There are two theories as to how Toblerone bars attained their signature triangular form. The Swiss candy's packaging hints at the first. Right there on the three-sided end of the box is a depiction of the Matterhorn: the 14,692-foot-tall pyramid located just a few dozen clicks from Toblerone's headquarters in Bern. Toblerone could hardly pick a more majestic, more Swiss inspiration for its patented dimensions. I don't much care for the second theory, which holds that old man Tobler, the candy maker's patriarch, regularly made business trips to Paris in the early 1900s and fancied the show at the Folies Bergères. His confection's shape may actually take after the burlesque's showgirls, who formed a human pyramid at the close of their act.
Don't get me wrong. I enjoy heaping piles of nubile young women. I just don't think they're as inspirational as the Matterhorn. Instantly recognizable, the Matterhorn is to Switzerland what the Eiffel Tower is to France. It's a full-fledged icon. And it makes an excursion to Zermatt unforgettable—less like a ski trip, and more like a pilgrimage.
Maybe that's the wrong word. After all, pilgrims squeeze the life out of après. What with all the robes, they suck at doing body shots.
Nor do I want to come off as a snob who thinks the Alps are some God-given utopia of skiing and chocolate. I'm proud that in America we ski alpine in places that lack even a single alp—Wisconsin, for instance. Good for us. Still, skiing among big, snowcapped mountains is a joy of the sport. That's why I went to Zermatt last spring: I wanted to ski in the glow of an icon.
As icons go, the Matterhorn knows no equal. The Zermatt ski area calls itself an "Alpine Monument, and then backs it up by sprawling high and wide across the tallest concentration of peaks in Western Europe (38 of them above 13,000 feet). The span between Zermatt's tidy base and the 12,792-foot Gobba di Rollin equals 7,477 vertical feet. Vast tracts of off-piste surround 150 miles of trails reached by a cog railway, a high-speed underground railway, 11 trams, eight gondolas, 16 chairs, and 28 surface lifts.
About that suffix "horn: When glaciers erode a mountain on all sides, a pyramidal mountain peak remains, called a horn. Among the many horns, the Matterhorn—nearly sheer on all sides, with great bounding ridges that elegantly converge in a dagger-point apex—is a real horn god. It comes off more dramatic still by thrusting out of an otherwise uncluttered horizon.
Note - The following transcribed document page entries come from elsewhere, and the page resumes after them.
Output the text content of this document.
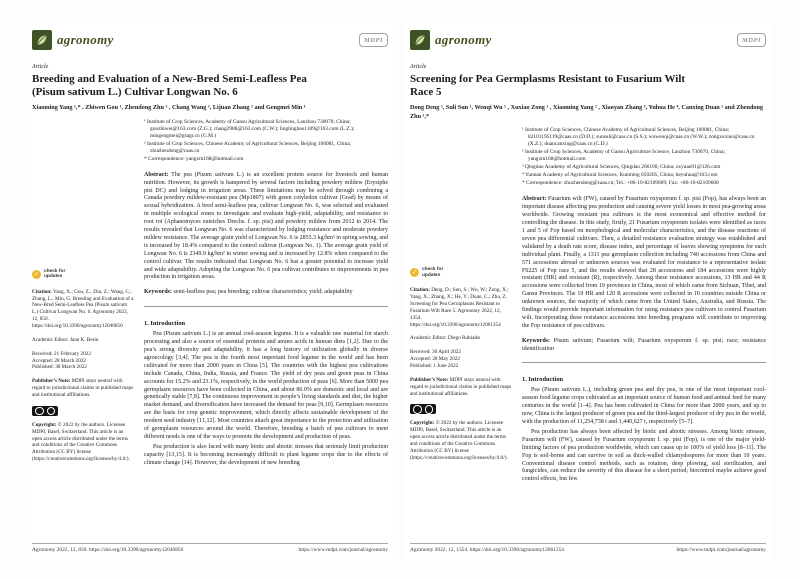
agronomy	MDPI
Article
Breeding and Evaluation of a New-Bred Semi-Leafless Pea
(Pisum sativum L.) Cultivar Longwan No. 6
Xiaoming Yang ¹,* , Zhiwen Gou ¹, Zhendong Zhu ² , Chang Wang ¹, Lijuan Zhang ¹ and Gengmei Min ¹
✓ check for
updates
Citation: Yang, X.; Gou, Z.; Zhu, Z.; Wang, C.; Zhang, L.; Min, G. Breeding and Evaluation of a New-Bred Semi-Leafless Pea (Pisum sativum L.) Cultivar Longwan No. 6. Agronomy 2022, 12, 850. https://doi.org/10.3390/agronomy12040850
Academic Editor: Jane K. Berin
Received: 21 February 2022
Accepted: 28 March 2022
Published: 30 March 2022
Publisher’s Note: MDPI stays neutral with regard to jurisdictional claims in published maps and institutional affiliations.
Copyright: © 2022 by the authors. Licensee MDPI, Basel, Switzerland. This article is an open access article distributed under the terms and conditions of the Creative Commons Attribution (CC BY) license (https://creativecommons.org/licenses/by/4.0/).
¹ Institute of Crop Sciences, Academy of Gansu Agricultural Sciences, Lanzhou 730070, China; gouzhiwei@163.com (Z.G.); chang2988@163.com (C.W.); linglinghao1109@163.com (L.Z.); mingengmei@gsagr.cn (G.M.)
² Institute of Crop Sciences, Chinese Academy of Agricultural Sciences, Beijing 100081, China; zhuzhendong@caas.cn
* Correspondence: yangxm168@hotmail.com
Abstract: The pea (Pisum sativum L.) is an excellent protein source for livestock and human nutrition. However, its growth is hampered by several factors including powdery mildew (Erysiphe pisi DC) and lodging in irrigation areas. These limitations may be solved through combining a Canada powdery mildew-resistant pea (Mp1807) with green cotyledon cultivar (Grad) by means of sexual hybridization. A bred semi-leafless pea, cultivar Longwan No. 6, was selected and evaluated in multiple ecological zones to investigate and evaluate high-yield, adaptability, and resistance to root rot (Aphanomyces euteiches Drechs. f. sp. pisi) and powdery mildew from 2012 to 2014. The results revealed that Longwan No. 6 was characterized by lodging resistance and moderate powdery mildew resistance. The average grain yield of Longwan No. 6 is 2855.3 kg/hm² in spring sowing, and is increased by 18.4% compared to the control cultivar (Longwan No. 1). The average grain yield of Longwan No. 6 is 2349.9 kg/hm² in winter sowing and is increased by 12.8% when compared to the control cultivar. The results indicated that Longwan No. 6 has a greater potential to increase yield and wide adaptability. Adopting the Longwan No. 6 pea cultivar contributes to improvements in pea production in irrigation areas.
Keywords: semi-leafless pea; pea breeding; cultivar characteristics; yield; adaptability
1. Introduction

Pea (Pisum sativum L.) is an annual cool-season legume. It is a valuable raw material for starch processing and also a source of essential proteins and amino acids in human diets [1,2]. Due to the pea’s strong diversity and adaptability, it has a long history of utilization globally in diverse agroecology [3,4]. The pea is the fourth most important food legume in the world and has been cultivated for more than 2000 years in China [5]. The countries with the highest pea cultivations include Canada, China, India, Russia, and France. The yield of dry peas and green peas in China accounts for 15.2% and 23.1%, respectively, in the world production of peas [6]. More than 5000 pea germplasm resources have been collected in China, and about 80.0% are domestic and local and are genetically stable [7,8]. The continuous improvement in people’s living standards and diet, the higher market demand, and diversification have increased the demand for peas [9,10]. Germplasm resources are the basis for crop genetic improvement, which directly affects sustainable development of the modern seed industry [11,12]. Most countries attach great importance to the protection and utilization of germplasm resources around the world. Therefore, breeding a batch of pea cultivars to meet different needs is one of the ways to promote the development and production of peas.

Pea production is also faced with many biotic and abiotic stresses that seriously limit production capacity [13,15]. It is becoming increasingly difficult to plant legume crops due to the effects of climate change [14]. However, the development of new breeding

Agronomy 2022, 12, 850. https://doi.org/10.3390/agronomy12040850	https://www.mdpi.com/journal/agronomy
agronomy	MDPI
Article
Screening for Pea Germplasms Resistant to Fusarium Wilt
Race 5
Dong Deng ¹, Suli Sun ¹, Wenqi Wu ¹ , Xuxiao Zong ¹ , Xiaoming Yang ² , Xiaoyan Zhang ³, Yuhua He ⁴, Canxing Duan ¹ and Zhendong Zhu ¹,*
✓ check for
updates
Citation: Deng, D.; Sun, S.; Wu, W.; Zong, X.; Yang, X.; Zhang, X.; He, Y.; Duan, C.; Zhu, Z. Screening for Pea Germplasms Resistant to Fusarium Wilt Race 5. Agronomy 2022, 12, 1354. https://doi.org/10.3390/agronomy12061354
Academic Editor: Diego Rubiales
Received: 30 April 2022
Accepted: 28 May 2022
Published: 1 June 2022
Publisher’s Note: MDPI stays neutral with regard to jurisdictional claims in published maps and institutional affiliations.
Copyright: © 2022 by the authors. Licensee MDPI, Basel, Switzerland. This article is an open access article distributed under the terms and conditions of the Creative Commons Attribution (CC BY) license (https://creativecommons.org/licenses/by/4.0/).
¹ Institute of Crop Sciences, Chinese Academy of Agricultural Sciences, Beijing 100081, China; 82101195119@caas.cn (D.D.); sunsuli@caas.cn (S.S.); wuwenqi@caas.cn (W.W.); zongxuxiao@caas.cn (X.Z.); duancanxing@caas.cn (C.D.)
² Institute of Crop Sciences, Academy of Gansu Agriculture Science, Lanzhou 730070, China; yangxm168@hotmail.com
³ Qingdao Academy of Agricultural Sciences, Qingdao 266100, China; zxyuan91@126.com
⁴ Yunnan Academy of Agricultural Sciences, Kunming 650205, China; heyuhua@163.com
* Correspondence: zhuzhendong@caas.cn; Tel.: +86-10-82109609; Fax: +86-10-82109608
Abstract: Fusarium wilt (FW), caused by Fusarium oxysporum f. sp. pisi (Fop), has always been an important disease affecting pea production and causing severe yield losses in most pea-growing areas worldwide. Growing resistant pea cultivars is the most economical and effective method for controlling the disease. In this study, firstly, 21 Fusarium oxysporum isolates were identified as races 1 and 5 of Fop based on morphological and molecular characteristics, and the disease reactions of seven pea differential cultivars. Then, a detailed resistance evaluation strategy was established and validated by a death rate score, disease index, and percentage of leaves showing symptoms for each individual plant. Finally, a 1311 pea germplasm collection including 740 accessions from China and 571 accessions abroad or unknown sources was evaluated for resistance to a representative isolate F0225 of Fop race 5, and the results showed that 28 accessions and 184 accessions were highly resistant (HR) and resistant (R), respectively. Among these resistance accessions, 13 HR and 44 R accessions were collected from 19 provinces in China, most of which came from Sichuan, Tibet, and Gansu Provinces. The 19 HR and 120 R accessions were collected in 10 countries outside China or unknown sources, the majority of which came from the United States, Australia, and Russia. The findings would provide important information for using resistance pea cultivars to control Fusarium wilt. Incorporating these resistance accessions into breeding programs will contribute to improving the Fop resistance of pea cultivars.
Keywords: Pisum sativum; Fusarium wilt; Fusarium oxysporum f. sp. pisi; race; resistance identification
1. Introduction

Pea (Pisum sativum L.), including green pea and dry pea, is one of the most important cool-season food legume crops cultivated as an important source of human food and animal feed for many centuries in the world [1–4]. Pea has been cultivated in China for more than 2000 years, and up to now, China is the largest producer of green pea and the third-largest producer of dry pea in the world, with the production of 11,254,738 t and 1,440,627 t, respectively [5–7].

Pea production has always been affected by biotic and abiotic stresses. Among biotic stresses, Fusarium wilt (FW), caused by Fusarium oxysporum f. sp. pisi (Fop), is one of the major yield-limiting factors of pea production worldwide, which can cause up to 100% of yield loss [8–11]. The Fop is soil-borne and can survive in soil as thick-walled chlamydospores for more than 10 years. Conventional disease control methods, such as rotation, deep plowing, soil sterilization, and fungicides, can reduce the severity of this disease for a short period; biocontrol maybe achieve good control effects, but few

Agronomy 2022, 12, 1354. https://doi.org/10.3390/agronomy12061354	https://www.mdpi.com/journal/agronomy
The anti-L.A., Zermatt forbids cars. Zermatt's electric cabs (think golf carts with miniature payloads) ran so quiet I thought my ears had popped. I spent the first day bombing groomers and craning my goggles toward the most alluring peak in the Alps. The Matterhorn just stood there as I skied toward, around, and behind it. Yet it emanated intense potential energy, like a rocket awaiting liftoff, or an arrowhead trembling in its bow—or that pyramid casino in Vegas.
I joined a backcountry tour the next day. We met at the cog railway for the 8:24 train, which naturally left on time. After the cog gave way to a tram and then a gondola, we skinned for a couple of hours to a 12,473-foot promontory called Cima di Jazzi. From there, we dropped a Vallee Blanche—size glacier called Findelgletscher. Said Thomas, our Swiss-German guide, "Zermatt is halfway between Chamonix and St. Moritz. Not as dangerous as Cham; not as many rich people as St. Moritz. In Zermatt, he implied, difficult slopes and easy women coexisted happily.
I spent a night in a hut on the ridge that spills off the Matterhorn and forms the international border. The weathered wooden hut hovers almost 11,000 feet above sea level. A couple of Spanish snowboarders and I (the hut's only guests) ate spaghetti for dinner while gazing out over the Alps.
In 1865, Edward Whymper became the first person to summit the Matterhorn, the last major peak in the Alps to be climbed. As he and his Zermatt-based group stood on the pinnacle, they saw a rival Italian team climbing up. To announce their victory, they threw rocks at the Italians. Good times. But the karma wheel spun around instantly, and four of Whymper's colleagues died sliding roped-together off a cliff. It seems that Zermatters are still a bit rude. Maybe I had sausage stuck in my teeth, but I was systematically frowned at till proven innocent. Said Nadia, the Italian hut keeper, "The Swiss, they dislike everybody but the Swiss.
Having watched Coloradans snarl at Texans, I'm no stranger to tourist resentment. It makes no sense to browbeat one's economic lifeblood, but sometimes locals need a scapegoat to kick. Perhaps it's time for the Swiss to think more American, and soothe their Weltschmerz with packaged junk food. As the Matterhorn so ably reminds us, a selection of tasty chocolate pyramids is available from a company called Toblerone.